Monday, June 8, 2009

Paul's Encounter with the Resurrected Jesus

In a previous blog ( The Resurrection in Matthew), I described Paul’s encounter with the resurrected Jesus. To resummarize, Paul met the resurrected Jesus in a vision experience. He saw the glorified body of Jesus in heaven, not as a physical presence on earth. This encounter takes place on the Damascus Road where Paul is suddenly engulfed by a light from heaven. Jesus then speaks to him from heaven (Acts 9: 1-9). In Second Corinthians 12: 1-12, Paul makes clear that his experience of the resurrected Jesus came as a vision, and that his experience was the same as the experiences of the other disciples.
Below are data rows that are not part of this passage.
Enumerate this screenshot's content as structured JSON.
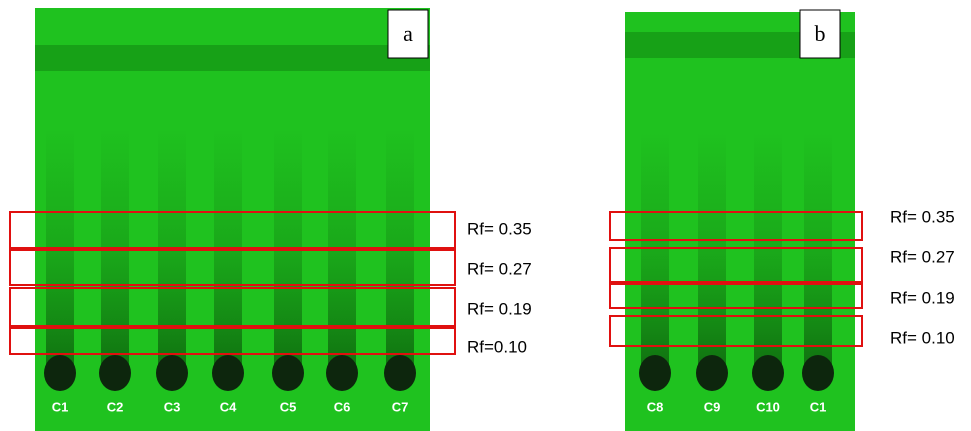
{
  "panels": [
    {
      "label": "a",
      "lanes": [
        "C1",
        "C2",
        "C3",
        "C4",
        "C5",
        "C6",
        "C7"
      ],
      "rf_labels": [
        "Rf= 0.35",
        "Rf= 0.27",
        "Rf= 0.19",
        "Rf=0.10"
      ]
    },
    {
      "label": "b",
      "lanes": [
        "C8",
        "C9",
        "C10",
        "C1"
      ],
      "rf_labels": [
        "Rf= 0.35",
        "Rf= 0.27",
        "Rf= 0.19",
        "Rf= 0.10"
      ]
    }
  ]
}
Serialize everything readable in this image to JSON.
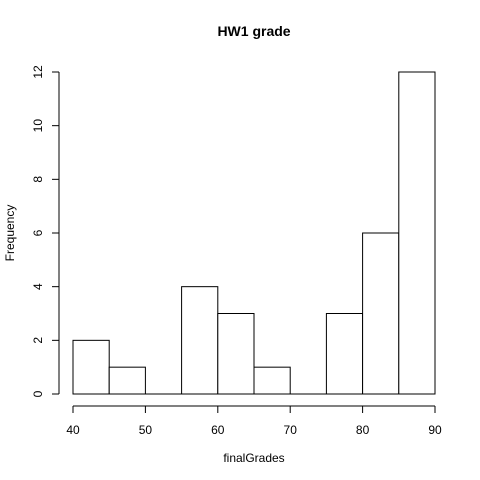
{
  "chart_data": {
    "type": "bar",
    "title": "HW1 grade",
    "xlabel": "finalGrades",
    "ylabel": "Frequency",
    "bins": [
      {
        "start": 40,
        "end": 45,
        "count": 2
      },
      {
        "start": 45,
        "end": 50,
        "count": 1
      },
      {
        "start": 50,
        "end": 55,
        "count": 0
      },
      {
        "start": 55,
        "end": 60,
        "count": 4
      },
      {
        "start": 60,
        "end": 65,
        "count": 3
      },
      {
        "start": 65,
        "end": 70,
        "count": 1
      },
      {
        "start": 70,
        "end": 75,
        "count": 0
      },
      {
        "start": 75,
        "end": 80,
        "count": 3
      },
      {
        "start": 80,
        "end": 85,
        "count": 6
      },
      {
        "start": 85,
        "end": 90,
        "count": 12
      }
    ],
    "xlim": [
      40,
      90
    ],
    "ylim": [
      0,
      12
    ],
    "xticks": [
      40,
      50,
      60,
      70,
      80,
      90
    ],
    "yticks": [
      0,
      2,
      4,
      6,
      8,
      10,
      12
    ],
    "grid": false,
    "legend": false,
    "colors": {
      "bar_fill": "#ffffff",
      "bar_stroke": "#000000"
    }
  }
}
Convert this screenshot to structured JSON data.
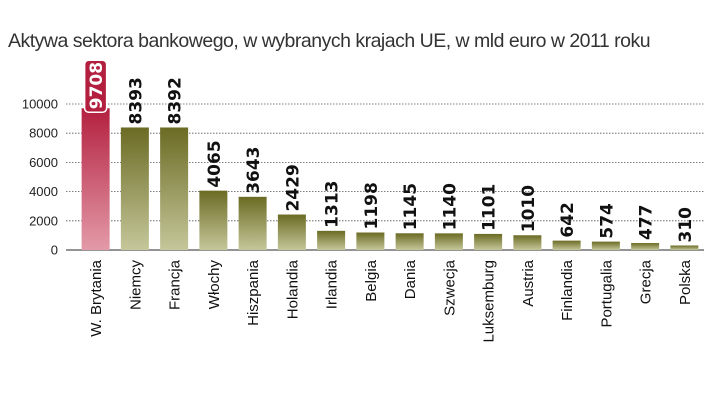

This encounter with Jesus in heaven was a profound and life changing experience for Paul. He came to believe that Jesus had died for him. The deep experience of love redefined how he saw the world. God had chosen him. His salvation was a gift. It had nothing to do with obedience to religious law. He was saved by the experience.

The experience led him to redefine religion. Salvation was no longer seen as the establishment of a kingdom of God for a renewed Israel. Instead, salvation was for individual believers in heaven. The specific path for achieving salvation is the subject of next week’s blog.

The death and resurrection of Jesus was a cosmic event. It marked the end of history as we know it. Jesus was seen by Paul as the first fruits of a general resurrection in which others chosen by God would soon follow (1 Corinthians 15: 19-20). Once the elect were taken to heaven, the world would be judged, punished, and the end of history would follow. Paul expected these events to unfold within his lifetime. He makes this point again and again, and again. See Romans 13:12, 1 Corinthians 7: 29-31 and 10:12, and 1 Thessalonians 5: 1-11.

The most vivid description of these events comes in 1 Thessalonians 4: 13-18. At the trumpet of God, Jesus will come down from heaven. The elect who have died will rise first, and then those still alive will be taken up in the clouds to meet Jesus in the air. Amazing! Where is heaven? It’s a place where Jesus lives in a transformed body—flesh and blood do not inherit the kingdom of God. I’m still looking for the place. I continue to wonder why the events that Paul expected to take place in the first century have yet to unfold. Finally, I am puzzled why Christians stubbornly cling to the idea of a physical resurrection when Paul, the first one to describe the event, so clearly believed it to be a vision experience.